The largest college group in the country is to be dropped from the government’s final bidding round for Institutes of Technology after Ofsted hit it with a grade three rating, FE Week understands.

Two teams of inspectors were deployed to NCG last month, in a visit prompted by achievement rate concerns.

FE Week understands that they are expected to deliver an overall ‘requires improvement’ rating for the group, down from ‘good’, raising particular concerns with its leadership and
management.

Its training provider, Intraining, was subject to a separate report and is also expected to be awarded a grade three.

The ramifications of a ‘requires improvement’ are likely to be severe. For instance, FE Week also understands that NCG will now be thrown out of the final stage of the government’s competition to open an IoT.

It was one of 16 providers to make the cut in bids for a share of £170 million put aside for the institutes.

In a wide-ranging interview below, NCG’s chair Peter Lauener (pictured above left) explains that NCG’s bid was a “good model” which included a “hub and spoke involving a lot of other providers”.

However, he would not be drawn on Ofsted’s findings, nor his thoughts about the bid being dropped by the DfE, other than to say “that is not a decision for us”.

DfE guidance for opening an IoT states that a provider’s Ofsted grade must be at least ‘good’.

As revealed by FE Week last month, alarm bells started ringing at NCG after Ofsted took a highly unusual decision to extend its inspection.

Generally the watchdog would expect only to carry out a short inspection had there been no concerns. NCG was rated ‘good’ in September 2016 following a five-month standoff during which it successfully overturned a lower grade.

Intraining was also given a grade two that June.

However, overall achievement rates at NCG are well below the national average. In 2016/17, the combined overall apprenticeship achievement rate for NCG’s colleges was just 55.6 per cent, while Intraining’s was 58 per cent.

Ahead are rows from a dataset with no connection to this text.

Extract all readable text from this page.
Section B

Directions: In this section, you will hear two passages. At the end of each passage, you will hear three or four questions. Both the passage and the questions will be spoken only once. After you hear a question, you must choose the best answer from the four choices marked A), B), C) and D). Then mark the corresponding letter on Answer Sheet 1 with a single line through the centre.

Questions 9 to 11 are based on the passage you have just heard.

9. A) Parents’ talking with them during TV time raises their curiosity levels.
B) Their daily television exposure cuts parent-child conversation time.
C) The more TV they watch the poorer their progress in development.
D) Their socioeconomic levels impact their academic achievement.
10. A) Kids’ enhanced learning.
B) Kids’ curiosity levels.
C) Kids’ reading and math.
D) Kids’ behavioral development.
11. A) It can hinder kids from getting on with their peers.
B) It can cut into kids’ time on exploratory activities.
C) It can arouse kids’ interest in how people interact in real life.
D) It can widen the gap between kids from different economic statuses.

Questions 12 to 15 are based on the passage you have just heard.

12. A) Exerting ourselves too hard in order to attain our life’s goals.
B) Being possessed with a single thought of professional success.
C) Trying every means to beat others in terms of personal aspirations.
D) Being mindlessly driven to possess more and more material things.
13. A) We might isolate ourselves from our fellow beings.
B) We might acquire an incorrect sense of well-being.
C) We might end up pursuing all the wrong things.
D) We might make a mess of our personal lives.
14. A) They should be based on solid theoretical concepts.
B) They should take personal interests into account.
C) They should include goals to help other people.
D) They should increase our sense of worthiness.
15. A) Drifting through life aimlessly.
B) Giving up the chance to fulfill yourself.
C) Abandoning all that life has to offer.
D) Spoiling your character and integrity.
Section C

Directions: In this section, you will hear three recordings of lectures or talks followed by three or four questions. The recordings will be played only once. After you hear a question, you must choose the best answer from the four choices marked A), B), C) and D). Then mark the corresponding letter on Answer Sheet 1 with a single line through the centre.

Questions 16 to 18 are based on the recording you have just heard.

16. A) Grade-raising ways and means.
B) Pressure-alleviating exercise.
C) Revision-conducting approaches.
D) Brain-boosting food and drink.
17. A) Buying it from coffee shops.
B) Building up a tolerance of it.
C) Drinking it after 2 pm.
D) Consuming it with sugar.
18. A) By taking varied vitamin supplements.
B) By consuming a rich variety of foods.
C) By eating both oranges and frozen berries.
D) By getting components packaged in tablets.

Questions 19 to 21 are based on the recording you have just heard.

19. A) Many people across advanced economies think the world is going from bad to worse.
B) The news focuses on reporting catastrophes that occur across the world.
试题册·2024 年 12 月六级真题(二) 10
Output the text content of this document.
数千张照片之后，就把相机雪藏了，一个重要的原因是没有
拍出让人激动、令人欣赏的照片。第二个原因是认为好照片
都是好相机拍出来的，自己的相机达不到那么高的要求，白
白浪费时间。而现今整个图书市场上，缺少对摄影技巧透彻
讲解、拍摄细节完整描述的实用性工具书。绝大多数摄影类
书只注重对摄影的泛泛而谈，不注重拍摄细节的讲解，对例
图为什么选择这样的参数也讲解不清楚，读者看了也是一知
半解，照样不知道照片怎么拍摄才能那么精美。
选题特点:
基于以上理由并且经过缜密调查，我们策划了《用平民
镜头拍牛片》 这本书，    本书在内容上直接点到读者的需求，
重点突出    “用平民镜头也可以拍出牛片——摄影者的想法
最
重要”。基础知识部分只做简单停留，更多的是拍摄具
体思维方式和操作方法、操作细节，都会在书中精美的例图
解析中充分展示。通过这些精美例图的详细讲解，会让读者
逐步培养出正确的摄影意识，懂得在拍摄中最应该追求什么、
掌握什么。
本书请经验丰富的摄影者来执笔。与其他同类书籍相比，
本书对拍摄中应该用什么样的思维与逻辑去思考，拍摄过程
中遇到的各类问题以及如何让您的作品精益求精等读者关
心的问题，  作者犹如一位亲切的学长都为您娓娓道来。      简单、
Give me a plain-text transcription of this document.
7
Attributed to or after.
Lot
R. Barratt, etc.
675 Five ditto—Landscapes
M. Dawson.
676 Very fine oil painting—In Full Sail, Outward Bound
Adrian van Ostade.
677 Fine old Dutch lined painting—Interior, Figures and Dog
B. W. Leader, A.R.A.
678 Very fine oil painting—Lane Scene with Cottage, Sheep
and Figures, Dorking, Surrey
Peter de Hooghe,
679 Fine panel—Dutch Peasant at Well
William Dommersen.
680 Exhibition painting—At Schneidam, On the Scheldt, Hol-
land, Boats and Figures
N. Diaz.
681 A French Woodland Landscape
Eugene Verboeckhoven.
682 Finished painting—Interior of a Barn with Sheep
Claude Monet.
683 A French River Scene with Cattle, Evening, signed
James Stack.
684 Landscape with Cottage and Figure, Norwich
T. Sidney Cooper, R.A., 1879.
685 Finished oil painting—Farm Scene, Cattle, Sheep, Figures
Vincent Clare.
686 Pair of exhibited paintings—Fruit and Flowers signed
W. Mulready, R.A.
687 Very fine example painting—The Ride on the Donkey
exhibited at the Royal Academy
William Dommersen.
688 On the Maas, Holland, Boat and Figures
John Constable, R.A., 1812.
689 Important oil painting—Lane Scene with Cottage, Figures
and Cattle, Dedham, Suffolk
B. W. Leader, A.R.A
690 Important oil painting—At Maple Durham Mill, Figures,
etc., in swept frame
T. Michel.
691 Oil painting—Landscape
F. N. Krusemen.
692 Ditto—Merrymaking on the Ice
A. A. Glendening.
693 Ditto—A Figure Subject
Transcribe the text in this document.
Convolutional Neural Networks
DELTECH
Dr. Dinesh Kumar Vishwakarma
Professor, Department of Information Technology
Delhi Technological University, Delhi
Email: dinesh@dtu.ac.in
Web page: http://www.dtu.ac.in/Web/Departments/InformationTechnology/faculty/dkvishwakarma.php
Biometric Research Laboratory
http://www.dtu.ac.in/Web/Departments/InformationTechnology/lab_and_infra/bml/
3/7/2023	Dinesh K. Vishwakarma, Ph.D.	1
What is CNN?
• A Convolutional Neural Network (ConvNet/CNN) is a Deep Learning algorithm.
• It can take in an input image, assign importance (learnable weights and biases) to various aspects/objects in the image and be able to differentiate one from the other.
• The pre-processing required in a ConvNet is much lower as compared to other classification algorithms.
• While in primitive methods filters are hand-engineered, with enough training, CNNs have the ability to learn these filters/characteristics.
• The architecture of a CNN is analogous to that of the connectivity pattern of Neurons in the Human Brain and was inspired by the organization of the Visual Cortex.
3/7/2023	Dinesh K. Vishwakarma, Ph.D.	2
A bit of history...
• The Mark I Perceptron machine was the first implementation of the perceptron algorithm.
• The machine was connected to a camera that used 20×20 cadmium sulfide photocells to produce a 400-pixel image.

Both are around 10 points lower than the national average of 67.7 per cent, and lower than the minimum threshold of 62 per cent, according to the latest government data.

And for the all-important 16-to-18 study programmes, NCG was 4.4 points below the national average of 81.5 per cent.

It is understood that Ofsted wanted to reinspect NCG last year, but had been unable to analyse the group’s achievement rates because “data glitches” absented it from the 2015/16 tables.

Mr Lauener, who joined the group in March after retiring as chief executive of the ESFA, admitted that NCG’s achievement rates are “not where we want them to be and are not high enough”.

“We are absolutely committed to improving standards and we actually expect to see some quite rapid improvement in achievement rates in 2017/18,” he insisted.

He has “full confidence” in the group’s chief executive Joe Docherty (pictured above right), despite anticipated criticism of leadership and management from Ofsted.

“I think Joe is a first-rate chief executive,” he told FE Week. “I am absolutely confident he is the right person to realise the potential of the organisation.”

At the same time as dealing with these inspections, NCG is cutting staff numbers by up to a fifth at Intraining and its other private provider Rathbone Training in an effort to save £3 million.

The group was further shaken in April when staff at Lewisham Southwark College, a long-distance merger partner, voted to strike over pay and last week announced the free school they sponsor, the Discovery School, is to close.